No, I am not, perhaps paradoxically, self-hating for the addictions. Multiple studies have come to the conclusion that a mind purposefully taken out of day-to-day thinking is a mind that can help generate out-of-box creativity. And what is more important as a base for self-reinvention than self-generated new ideas? But the addictions need to have a limit. A day after day of endless gaming is no less damaging than a regular shot of cocaine. Both, if uncontrolled and unmonitored, cause one to skip work meetings and family gatherings, destroying one's professional and social future.

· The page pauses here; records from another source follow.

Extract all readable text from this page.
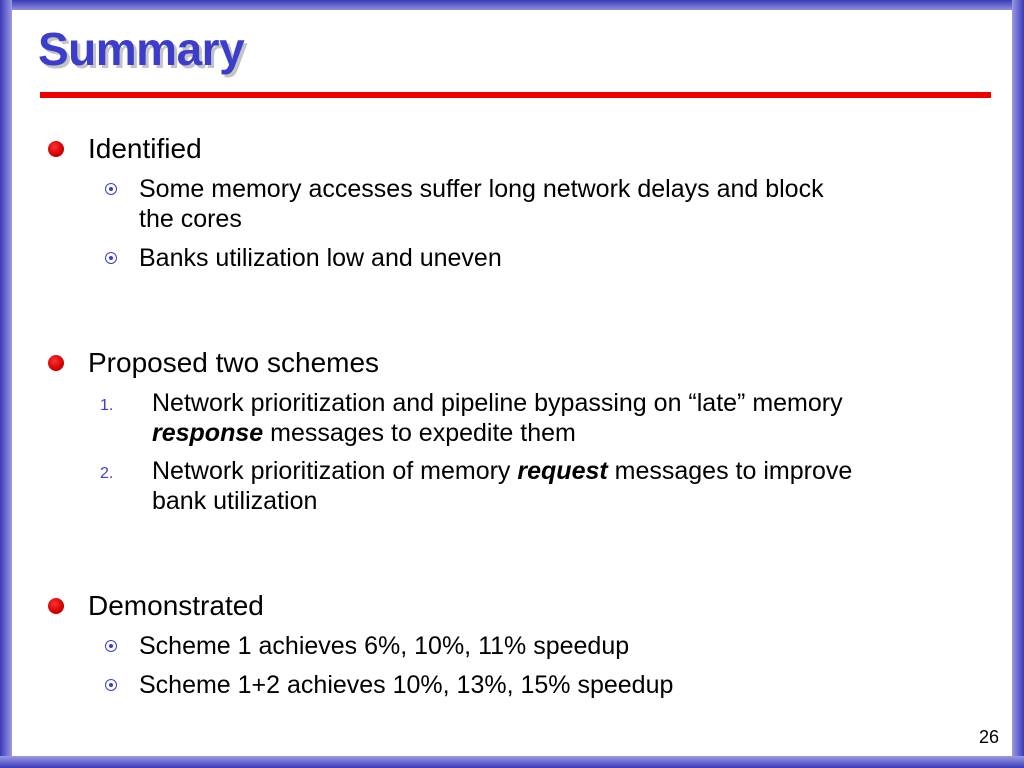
Summary
Identified
Some memory accesses suffer long network delays and block
the cores
Banks utilization low and uneven
Proposed two schemes
1. Network prioritization and pipeline bypassing on “late” memory
response messages to expedite them
2. Network prioritization of memory request messages to improve
bank utilization
Demonstrated
Scheme 1 achieves 6%, 10%, 11% speedup
Scheme 1+2 achieves 10%, 13%, 15% speedup
26
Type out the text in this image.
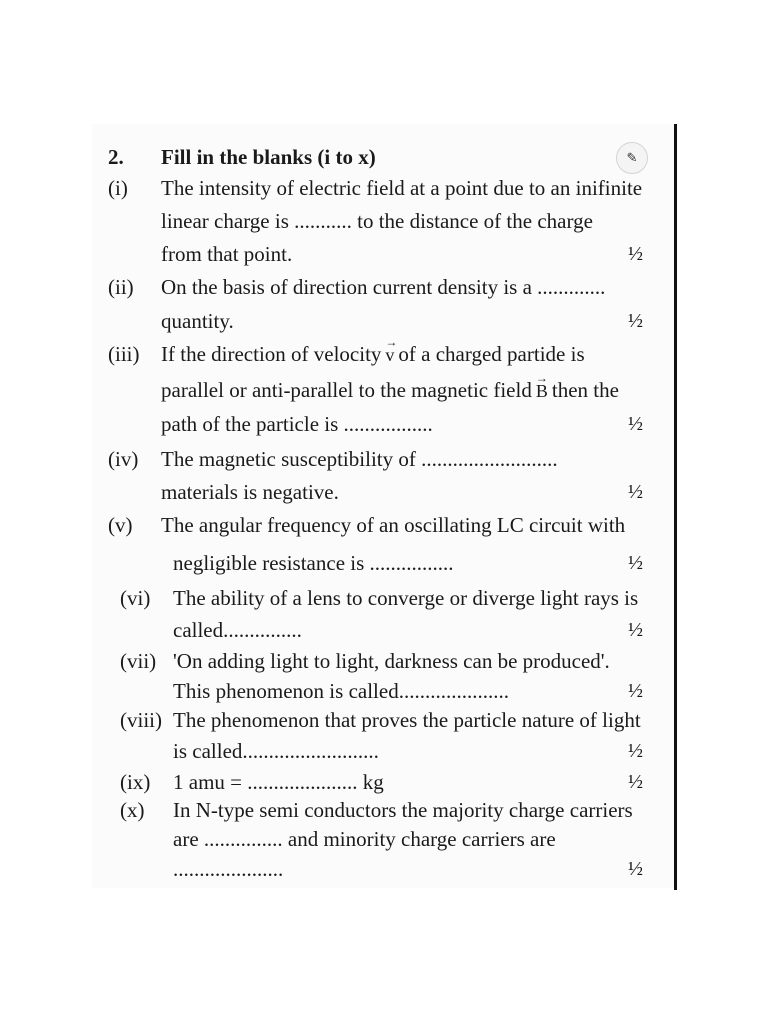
✎
2. Fill in the blanks (i to x)
(i) The intensity of electric field at a point due to an inifinite
linear charge is ........... to the distance of the charge
from that point.	½
(ii) On the basis of direction current density is a .............
quantity.	½
(iii) If the direction of velocity →
v of a charged partide is
parallel or anti-parallel to the magnetic field →
B then the
path of the particle is .................	½
(iv) The magnetic susceptibility of ..........................
materials is negative.	½
(v) The angular frequency of an oscillating LC circuit with
negligible resistance is ................	½
(vi) The ability of a lens to converge or diverge light rays is
called...............	½
(vii) 'On adding light to light, darkness can be produced'.
This phenomenon is called.....................	½
(viii) The phenomenon that proves the particle nature of light
is called..........................	½
(ix) 1 amu = ..................... kg	½
(x) In N-type semi conductors the majority charge carriers
are ............... and minority charge carriers are
.....................	½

How should one set that limit? After years of fighting small addictions of all sorts, I seemed to finally be able to verbalize an effective strategy. At the heart of it, surprising as it may be, is to fully indulge in the addiction when it does crop up, rather than trying to resist. By its very nature, addictive thoughts are immune to abstinence. The more one wants to stop, the more one thinks about and wants to engage in it. That desire eventually overwhelms the mind, making it impossible to concentrate on any unrelated tasks one tries to commit to.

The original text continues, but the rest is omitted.